This semester, I have decided to introduce first year students of PJA New Media Arts faculty to bi-scriptural poster assignment. There are couple of reasons why delving into analysis and comparison of two different scripts seems to be up-to-date design problem.
First of all, there are no more technological obstacles in serving alphabetical systems which used to be ignored by traditional printing techniques. Non-Latin fonts are comparatively easy to develop and hence, easily accessible. Secondly, increased multi-cultural interaction demands new approach in terms of typography. As Steven Heller said (I am quoting Steven Heller’s utterance during his lecture in Polish-Japanese Academy in Warsaw, on the 6th of March 2018.), any human being should love type, because it's our lingua franca. Textual information is still the most common and accurate way of transporting knowledge. And that’s why designers can no longer paste non-Latin text automatically to their projects. This text should be as carefully designed as Latin script text is, paying attention to all its idiosyncrasies. Finally, last but not least argument – a lot of PJA students are raised in various cultures, hence a majority of them are users of different scripts. Given that, I have decided to create an assignment which will give them an opportunity to rethink their cultural background and the system of textual communication.
We have started our class meeting with a 30-minute recapitulation of the text and a discussion on its most interesting fragments.

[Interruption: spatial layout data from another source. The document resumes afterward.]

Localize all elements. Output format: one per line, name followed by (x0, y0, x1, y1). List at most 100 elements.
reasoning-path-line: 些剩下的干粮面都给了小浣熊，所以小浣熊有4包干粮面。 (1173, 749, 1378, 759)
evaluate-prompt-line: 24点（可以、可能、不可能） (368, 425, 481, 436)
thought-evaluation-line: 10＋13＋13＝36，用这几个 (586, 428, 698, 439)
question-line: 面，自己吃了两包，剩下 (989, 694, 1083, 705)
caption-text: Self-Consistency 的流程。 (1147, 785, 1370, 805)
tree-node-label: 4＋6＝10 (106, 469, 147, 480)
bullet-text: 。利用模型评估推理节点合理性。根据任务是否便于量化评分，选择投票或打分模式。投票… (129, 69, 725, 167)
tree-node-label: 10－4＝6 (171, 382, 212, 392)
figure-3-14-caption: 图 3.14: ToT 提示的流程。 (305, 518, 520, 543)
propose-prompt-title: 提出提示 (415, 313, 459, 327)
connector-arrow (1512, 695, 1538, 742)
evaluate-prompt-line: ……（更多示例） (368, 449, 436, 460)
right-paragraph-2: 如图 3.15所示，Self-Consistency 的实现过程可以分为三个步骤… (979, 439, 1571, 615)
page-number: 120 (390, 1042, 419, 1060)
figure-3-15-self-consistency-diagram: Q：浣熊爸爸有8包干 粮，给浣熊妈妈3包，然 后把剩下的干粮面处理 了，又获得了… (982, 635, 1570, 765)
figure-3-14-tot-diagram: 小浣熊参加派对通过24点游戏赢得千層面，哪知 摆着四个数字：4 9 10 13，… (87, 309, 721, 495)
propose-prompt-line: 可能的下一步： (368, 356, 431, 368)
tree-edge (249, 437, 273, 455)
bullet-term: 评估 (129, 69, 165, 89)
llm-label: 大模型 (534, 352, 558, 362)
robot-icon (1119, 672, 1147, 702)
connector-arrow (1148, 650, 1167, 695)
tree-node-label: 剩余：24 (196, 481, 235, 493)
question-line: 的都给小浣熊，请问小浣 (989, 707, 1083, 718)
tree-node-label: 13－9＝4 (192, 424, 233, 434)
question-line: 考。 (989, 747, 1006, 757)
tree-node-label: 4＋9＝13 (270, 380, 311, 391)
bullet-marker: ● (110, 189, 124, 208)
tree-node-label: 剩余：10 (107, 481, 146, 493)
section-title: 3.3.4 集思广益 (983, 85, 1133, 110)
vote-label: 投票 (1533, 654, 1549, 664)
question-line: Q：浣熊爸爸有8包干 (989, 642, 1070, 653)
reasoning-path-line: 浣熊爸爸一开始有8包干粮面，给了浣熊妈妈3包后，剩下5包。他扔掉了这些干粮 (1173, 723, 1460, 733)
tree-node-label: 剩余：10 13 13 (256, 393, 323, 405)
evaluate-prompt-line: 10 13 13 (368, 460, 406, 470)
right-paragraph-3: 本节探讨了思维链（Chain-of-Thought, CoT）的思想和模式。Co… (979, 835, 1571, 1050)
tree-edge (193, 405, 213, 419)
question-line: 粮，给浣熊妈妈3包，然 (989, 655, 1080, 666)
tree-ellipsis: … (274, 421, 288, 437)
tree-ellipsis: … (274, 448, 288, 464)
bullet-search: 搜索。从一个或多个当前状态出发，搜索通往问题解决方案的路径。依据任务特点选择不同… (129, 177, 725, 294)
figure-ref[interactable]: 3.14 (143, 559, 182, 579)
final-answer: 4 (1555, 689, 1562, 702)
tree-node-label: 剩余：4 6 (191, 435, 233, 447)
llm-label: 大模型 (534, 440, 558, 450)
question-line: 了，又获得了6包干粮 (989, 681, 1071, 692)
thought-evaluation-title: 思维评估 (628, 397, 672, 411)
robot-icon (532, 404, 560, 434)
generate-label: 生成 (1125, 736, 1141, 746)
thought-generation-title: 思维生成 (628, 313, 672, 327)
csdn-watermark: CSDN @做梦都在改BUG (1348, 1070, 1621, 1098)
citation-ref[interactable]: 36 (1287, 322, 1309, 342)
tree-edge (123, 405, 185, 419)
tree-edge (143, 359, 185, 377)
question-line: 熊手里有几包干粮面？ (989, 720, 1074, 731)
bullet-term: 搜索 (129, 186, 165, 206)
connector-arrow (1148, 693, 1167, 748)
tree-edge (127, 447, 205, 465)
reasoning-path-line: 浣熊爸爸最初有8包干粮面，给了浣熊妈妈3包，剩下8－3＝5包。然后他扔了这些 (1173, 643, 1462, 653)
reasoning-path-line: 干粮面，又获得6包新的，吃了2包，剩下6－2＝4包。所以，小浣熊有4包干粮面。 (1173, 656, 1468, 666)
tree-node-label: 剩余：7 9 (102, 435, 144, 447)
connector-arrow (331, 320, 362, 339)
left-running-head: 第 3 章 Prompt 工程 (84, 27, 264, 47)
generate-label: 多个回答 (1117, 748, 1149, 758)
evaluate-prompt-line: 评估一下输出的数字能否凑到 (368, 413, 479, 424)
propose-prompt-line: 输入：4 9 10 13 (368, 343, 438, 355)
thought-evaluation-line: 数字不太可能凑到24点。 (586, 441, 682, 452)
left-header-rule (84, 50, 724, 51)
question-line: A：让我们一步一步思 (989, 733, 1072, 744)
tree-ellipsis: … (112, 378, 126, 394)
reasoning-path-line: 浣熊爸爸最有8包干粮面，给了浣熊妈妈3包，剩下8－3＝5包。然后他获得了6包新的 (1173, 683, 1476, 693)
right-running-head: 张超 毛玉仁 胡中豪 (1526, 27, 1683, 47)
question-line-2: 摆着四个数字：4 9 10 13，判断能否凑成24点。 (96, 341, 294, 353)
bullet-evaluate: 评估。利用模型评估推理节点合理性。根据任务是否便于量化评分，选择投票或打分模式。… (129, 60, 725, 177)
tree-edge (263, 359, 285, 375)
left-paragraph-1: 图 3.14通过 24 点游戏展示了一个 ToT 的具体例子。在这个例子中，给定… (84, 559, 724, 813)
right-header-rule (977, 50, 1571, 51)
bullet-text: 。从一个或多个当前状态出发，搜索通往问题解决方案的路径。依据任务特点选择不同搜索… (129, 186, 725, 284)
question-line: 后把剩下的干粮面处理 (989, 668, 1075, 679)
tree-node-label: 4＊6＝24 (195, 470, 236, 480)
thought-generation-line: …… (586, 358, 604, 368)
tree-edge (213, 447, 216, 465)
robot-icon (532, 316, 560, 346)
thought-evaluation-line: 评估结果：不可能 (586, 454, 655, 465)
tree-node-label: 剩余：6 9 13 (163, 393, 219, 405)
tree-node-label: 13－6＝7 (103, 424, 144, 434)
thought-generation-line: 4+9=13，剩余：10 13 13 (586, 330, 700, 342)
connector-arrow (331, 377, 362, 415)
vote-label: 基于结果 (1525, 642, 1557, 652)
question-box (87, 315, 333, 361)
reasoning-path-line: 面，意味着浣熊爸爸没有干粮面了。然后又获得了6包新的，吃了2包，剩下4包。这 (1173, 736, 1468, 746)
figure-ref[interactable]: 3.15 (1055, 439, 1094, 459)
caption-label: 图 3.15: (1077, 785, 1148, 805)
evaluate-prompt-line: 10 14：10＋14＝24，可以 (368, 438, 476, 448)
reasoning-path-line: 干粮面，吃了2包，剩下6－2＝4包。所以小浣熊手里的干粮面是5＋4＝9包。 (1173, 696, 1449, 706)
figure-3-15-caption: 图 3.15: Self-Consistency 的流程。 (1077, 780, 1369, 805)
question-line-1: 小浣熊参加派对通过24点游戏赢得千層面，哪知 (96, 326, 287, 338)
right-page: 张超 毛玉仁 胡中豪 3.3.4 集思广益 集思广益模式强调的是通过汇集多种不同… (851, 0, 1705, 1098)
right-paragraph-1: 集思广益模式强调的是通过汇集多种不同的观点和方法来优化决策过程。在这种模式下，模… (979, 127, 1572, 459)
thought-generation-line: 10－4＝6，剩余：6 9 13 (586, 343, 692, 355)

It was amazing to see how much information absorbed by students during the reading was eye-opening for them. It appeared that the typographical aspects which seems to be obvious in Latin script, are surprisingly different in non-Latin: there can be no typographical counterparts of one script in another, or the logic of setting one script can be counterintuitive comparing to the other one. Another fascinating thing for students was realizing that the designer holds power to dramatize the relationship between two cultures by designing relations between two different writing systems. It appeared that all decisions in terms of visual language – analogy, dominance, or separation, just to name a few – have impact on the communication process.

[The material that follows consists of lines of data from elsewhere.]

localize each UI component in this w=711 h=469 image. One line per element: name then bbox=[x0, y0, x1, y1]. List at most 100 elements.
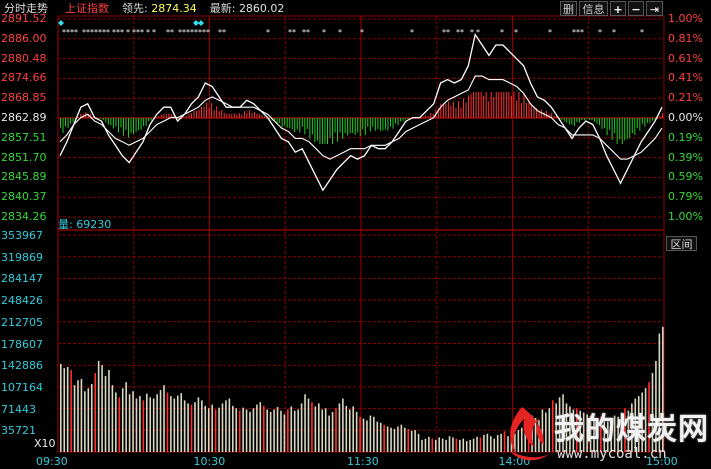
price-delta-bar bbox=[515, 100, 517, 118]
price-delta-bar bbox=[382, 118, 384, 131]
volume-bar bbox=[135, 398, 138, 452]
price-delta-bar bbox=[369, 118, 371, 132]
price-delta-bar bbox=[503, 92, 505, 118]
volume-bar bbox=[290, 406, 293, 452]
volume-axis-label: 178607 bbox=[1, 337, 43, 351]
latest-label: 最新: bbox=[209, 2, 236, 15]
event-markers: * * * * * * * * * * * * * * * * * * * * * * * * * * * * * * * * * * * * * * * *… bbox=[58, 20, 644, 37]
volume-bar bbox=[428, 436, 430, 452]
price-delta-bar bbox=[150, 118, 152, 121]
price-delta-bar bbox=[165, 113, 167, 118]
price-delta-bar bbox=[566, 118, 568, 123]
event-marker-icon: * bbox=[126, 28, 130, 37]
price-delta-bar bbox=[359, 118, 361, 137]
volume-bar bbox=[235, 408, 238, 452]
event-marker-icon: * bbox=[338, 28, 342, 37]
info-button[interactable]: 信息 bbox=[579, 1, 608, 16]
volume-bar bbox=[121, 388, 124, 452]
volume-bar bbox=[376, 421, 379, 452]
exit-icon[interactable]: ⇥ bbox=[646, 1, 663, 16]
event-marker-icon: * bbox=[206, 28, 210, 37]
section-button[interactable]: 区间 bbox=[666, 236, 697, 251]
price-delta-bar bbox=[148, 118, 150, 122]
price-delta-bar bbox=[553, 115, 555, 118]
price-delta-bar bbox=[294, 118, 296, 133]
price-delta-bar bbox=[543, 112, 545, 118]
price-delta-bar bbox=[485, 92, 487, 118]
volume-bar bbox=[476, 436, 478, 452]
zoom-out-button[interactable]: − bbox=[628, 1, 644, 16]
volume-bar bbox=[197, 397, 200, 452]
percent-axis-label: 0.79% bbox=[668, 190, 703, 204]
price-delta-bar bbox=[279, 118, 281, 124]
event-marker-icon: * bbox=[292, 28, 296, 37]
volume-bar bbox=[80, 379, 83, 452]
price-delta-bar bbox=[213, 110, 215, 118]
event-marker-icon: * bbox=[222, 28, 226, 37]
price-delta-bar bbox=[629, 118, 631, 139]
price-axis-label: 2886.00 bbox=[1, 31, 47, 45]
price-delta-bar bbox=[349, 118, 351, 134]
price-delta-bar bbox=[576, 118, 578, 123]
volume-bar bbox=[441, 438, 444, 452]
price-delta-bar bbox=[188, 113, 190, 118]
price-delta-bar bbox=[163, 114, 165, 118]
volume-bar bbox=[465, 441, 468, 452]
price-delta-bar bbox=[626, 118, 628, 140]
percent-axis-label: 0.61% bbox=[668, 51, 703, 65]
price-delta-bar bbox=[508, 92, 510, 118]
volume-bar bbox=[87, 388, 90, 452]
price-delta-bar bbox=[135, 118, 137, 132]
price-delta-bar bbox=[337, 118, 339, 142]
chart-grid bbox=[57, 15, 665, 453]
volume-bar bbox=[232, 405, 234, 452]
volume-bar bbox=[159, 390, 162, 452]
diamond-marker-icon bbox=[198, 20, 204, 26]
volume-axis-label: 212705 bbox=[1, 315, 43, 329]
volume-bar bbox=[459, 439, 461, 452]
percent-axis-label: 0.41% bbox=[668, 71, 703, 85]
price-delta-bar bbox=[591, 118, 593, 121]
zoom-in-button[interactable]: + bbox=[610, 1, 626, 16]
price-delta-bar bbox=[377, 118, 379, 130]
event-marker-icon: * bbox=[476, 28, 480, 37]
volume-bar bbox=[149, 397, 152, 452]
price-delta-bar bbox=[493, 97, 495, 118]
price-delta-bar bbox=[72, 118, 74, 123]
price-delta-bar bbox=[616, 118, 618, 144]
price-delta-bar bbox=[304, 118, 306, 135]
event-marker-icon: * bbox=[306, 28, 310, 37]
price-delta-bar bbox=[241, 114, 243, 118]
price-delta-bar bbox=[478, 92, 480, 118]
time-axis-label: 09:30 bbox=[36, 455, 68, 468]
price-delta-bar bbox=[450, 105, 452, 118]
price-delta-bar bbox=[520, 103, 522, 118]
price-delta-bar bbox=[624, 118, 626, 141]
volume-bar bbox=[352, 406, 354, 452]
price-axis-label: 2845.89 bbox=[1, 170, 47, 184]
volume-bar bbox=[318, 403, 320, 452]
event-marker-icon: * bbox=[106, 28, 110, 37]
event-marker-icon: * bbox=[598, 28, 602, 37]
price-delta-bar bbox=[306, 118, 308, 129]
volume-bar bbox=[421, 439, 423, 452]
volume-bar bbox=[249, 411, 251, 452]
price-delta-bar bbox=[402, 118, 404, 122]
price-delta-bar bbox=[619, 118, 621, 140]
price-delta-bar bbox=[463, 98, 465, 118]
price-delta-bar bbox=[193, 111, 195, 118]
price-delta-bar bbox=[641, 118, 643, 124]
price-delta-bar bbox=[523, 94, 525, 118]
watermark-site-name: 我的煤炭网 bbox=[554, 412, 709, 447]
price-delta-bar bbox=[251, 112, 253, 118]
volume-bar bbox=[90, 383, 93, 452]
price-delta-bar bbox=[510, 95, 512, 118]
delete-button[interactable]: 删 bbox=[560, 1, 577, 16]
price-delta-bar bbox=[309, 118, 311, 139]
volume-bar bbox=[118, 397, 121, 452]
price-delta-bar bbox=[490, 92, 492, 118]
price-delta-bar bbox=[216, 106, 218, 118]
price-delta-bar bbox=[221, 109, 223, 118]
price-delta-bar bbox=[264, 116, 266, 118]
event-marker-icon: * bbox=[360, 28, 364, 37]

Students were to find an existing bi-scriptural poster and to re-design it, or to create their own one from scratch. The results were amazing: one of the students designed hybrid of Chinese script combined with a Roman script (each Chinese sign has one Latin letter interlocked in it), whereas another student drew all the lettering by herself creating beautiful harmony of Devanagari and Latin script, so that they look like one script at first sight. One of the projects presents nonobvious combination of Latin script and gestural sign language used by the deaf community. Another student made a thorough research on Tibetan scripts, including meeting with professors from Warsaw University, just to design a poster which serves as a political statement and fights for rights of the oppressed.

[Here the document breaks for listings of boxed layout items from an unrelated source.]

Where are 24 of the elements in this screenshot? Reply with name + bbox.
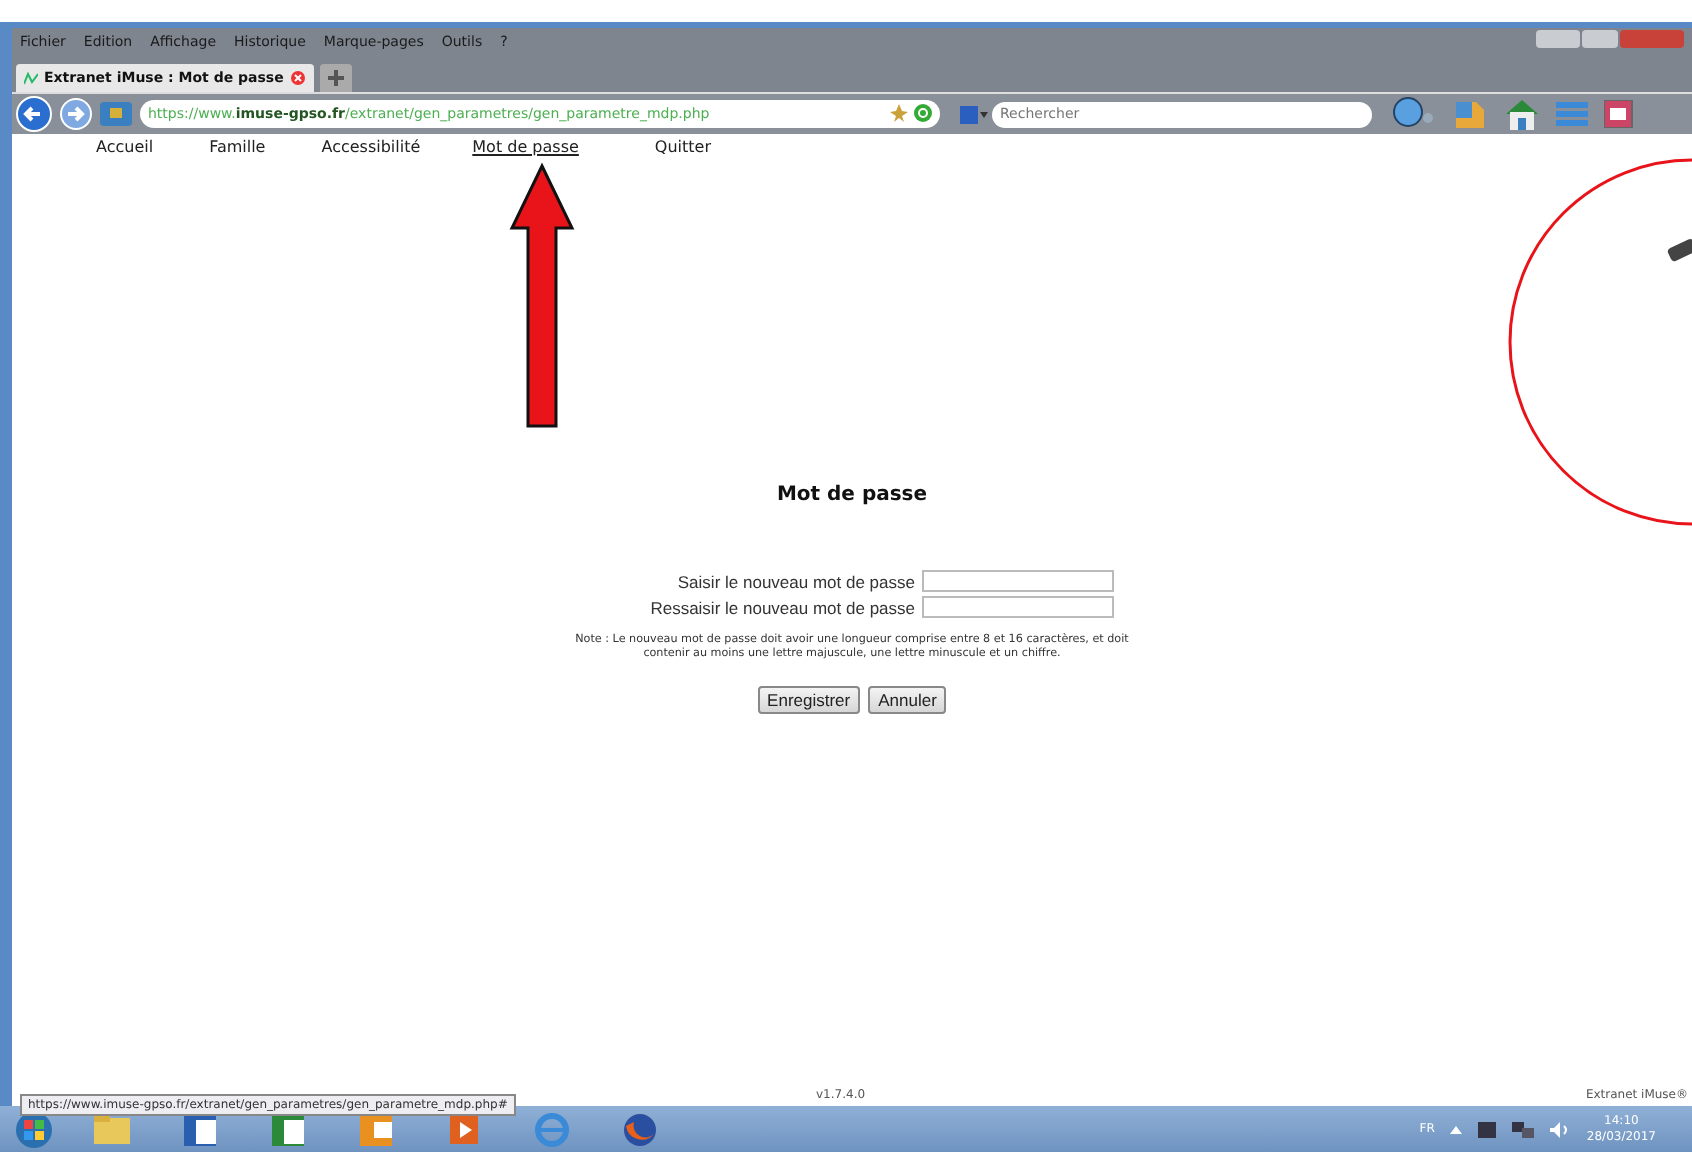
plus-icon (327, 70, 344, 86)
field-label: Ressaisir le nouveau mot de passe (648, 597, 915, 617)
field-label: Saisir le nouveau mot de passe (675, 571, 915, 591)
page-icon (24, 71, 38, 85)
password-field[interactable] (921, 596, 1113, 618)
up-caret-icon[interactable] (1450, 1123, 1463, 1135)
save-button[interactable]: Enregistrer (757, 686, 861, 714)
cancel-button[interactable]: Annuler (868, 686, 947, 714)
nav-link[interactable]: Accessibilité (321, 137, 421, 155)
close-tab-icon[interactable] (289, 70, 306, 86)
refresh-icon[interactable] (914, 104, 932, 122)
nav-link[interactable]: Mot de passe (472, 137, 579, 155)
site-icon (100, 102, 132, 126)
search-engine-icon[interactable] (960, 105, 988, 123)
speaker-icon[interactable] (1550, 1121, 1571, 1137)
nav-link[interactable]: Accueil (96, 137, 154, 155)
bookmark-icon[interactable] (890, 104, 908, 122)
window-icon[interactable] (1604, 100, 1636, 128)
new-tab-button[interactable] (319, 64, 352, 92)
home-icon[interactable] (1504, 98, 1540, 130)
nav-link[interactable]: Quitter (654, 137, 711, 155)
nav-link[interactable]: Famille (209, 137, 266, 155)
password-field[interactable] (921, 570, 1113, 592)
page-title: Mot de passe (776, 484, 928, 506)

For me as a tutor, it was deeply touching to observe the engagement of students to carefully design the visuality of textual message. The conclusion that I would like to share is, that in artistic education we need to provide students not only with practical hints, but also with theory that will deepen their understanding of the topic. The more they understand, the more sophisticated thinking process they are able to conduct, which eventually lead them to beautiful design solutions.